On 28/03/2023 12:15, Jason Yan wrote:
When a disk is removed with inflight IO, the userspace application need
to wait for 30 senconds(depends on the timeout configuration) to getback
from the kernel. Xingui tried to fix this issue by aborting the ata link
for SATA devices[1]. However this approach left the SAS devices unresolved.
This patch try to fix this issue by aborting all inflight requests while
the device is gone. This is implemented by itering the tagset.
[1] https://lore.kernel.org/lkml/234e04db-7539-07e4-a6b8-c6b05f78193d@xxxxxxxxxxxxxxxxxx/T/
Cc: Xingui Yang <yangxingui@xxxxxxxxxx>
Cc: John Garry <john.g.garry@xxxxxxxxxx>
Cc: Damien Le Moal <damien.lemoal@xxxxxxxxxxxxxxxxxx>
Cc: Hannes Reinecke <hare@xxxxxxxx>
Signed-off-by: Jason Yan <yanaijie@xxxxxxxxxx>
---
drivers/scsi/libsas/sas_discover.c | 20 ++++++++++++++++++++
1 file changed, 20 insertions(+)
diff --git a/drivers/scsi/libsas/sas_discover.c b/drivers/scsi/libsas/sas_discover.c
index 72fdb2e5d047..d2be67f348e0 100644
--- a/drivers/scsi/libsas/sas_discover.c
+++ b/drivers/scsi/libsas/sas_discover.c
@@ -360,8 +360,28 @@ static void sas_destruct_ports(struct asd_sas_port *port)
}
}
+static bool sas_abort_cmd(struct request *req, void *data)
+{
+ struct scsi_cmnd *cmd = blk_mq_rq_to_pdu(req);
+ struct domain_device *dev = data;
+
+ if (dev == cmd_to_domain_dev(cmd))
+ blk_abort_request(req);
I suppose that this is ok, but we're not dealing with libsas "internal"

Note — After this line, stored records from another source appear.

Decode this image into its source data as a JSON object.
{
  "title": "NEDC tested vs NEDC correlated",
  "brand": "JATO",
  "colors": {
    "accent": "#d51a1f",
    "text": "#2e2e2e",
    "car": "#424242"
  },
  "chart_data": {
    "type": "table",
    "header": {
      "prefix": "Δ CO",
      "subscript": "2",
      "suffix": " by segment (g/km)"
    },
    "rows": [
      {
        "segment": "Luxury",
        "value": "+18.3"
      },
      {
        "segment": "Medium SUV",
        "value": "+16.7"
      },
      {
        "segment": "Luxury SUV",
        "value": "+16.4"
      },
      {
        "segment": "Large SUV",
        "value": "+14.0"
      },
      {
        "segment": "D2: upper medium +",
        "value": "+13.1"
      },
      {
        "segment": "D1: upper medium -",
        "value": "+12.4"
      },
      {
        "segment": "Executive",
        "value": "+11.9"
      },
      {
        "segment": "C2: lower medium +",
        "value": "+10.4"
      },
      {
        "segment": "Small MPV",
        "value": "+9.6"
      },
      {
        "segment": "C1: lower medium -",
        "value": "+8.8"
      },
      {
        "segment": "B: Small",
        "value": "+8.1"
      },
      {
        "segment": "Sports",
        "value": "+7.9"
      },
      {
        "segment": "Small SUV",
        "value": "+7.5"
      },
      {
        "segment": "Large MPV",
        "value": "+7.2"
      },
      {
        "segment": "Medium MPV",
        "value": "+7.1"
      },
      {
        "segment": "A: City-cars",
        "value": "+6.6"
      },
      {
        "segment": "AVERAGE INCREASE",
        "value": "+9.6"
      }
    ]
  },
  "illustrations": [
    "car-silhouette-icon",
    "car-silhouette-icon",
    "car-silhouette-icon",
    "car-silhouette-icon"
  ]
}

commands or libata internal commands, though. What about them?
I suppose my series here would help:
https://lore.kernel.org/linux-scsi/1666693096-180008-1-git-send-email-john.garry@xxxxxxxxxx/
Along with Part II
+ return true;
+}
+
+static void sas_abort_domain_cmds(struct domain_device *dev)
+{
+ struct sas_ha_struct *sas_ha = dev->port->ha;
+ struct Scsi_Host *shost = sas_ha->core.shost;
+ blk_mq_tagset_busy_iter(&shost->tag_set, sas_abort_cmd, dev);
blk_mq_queue_tag_busy_iter() would be nicer to use here, but it's not
exported - I am not advocating exporting it either. And we don't have
direct access to the scsi device pointer (from which we can look up the
request queue pointer), either.
+}
+
void sas_unregister_dev(struct asd_sas_port *port, struct domain_device *dev)
{
+ if (test_bit(SAS_DEV_GONE, &dev->state))
+ sas_abort_domain_cmds(dev);
This code is common to expanders. Should we really be calling this for
an expander, even if it is harmless (as it does nothing currently)?
And we also seem to be calling this for rphy "which never saw
sas_rphy_add" (see code comment, not shown below), which is
questionable. Should we really do that?
+
if (!test_bit(SAS_DEV_DESTROY, &dev->state) &&
!list_empty(&dev->disco_list_node)) {
/* this rphy never saw sas_rphy_add */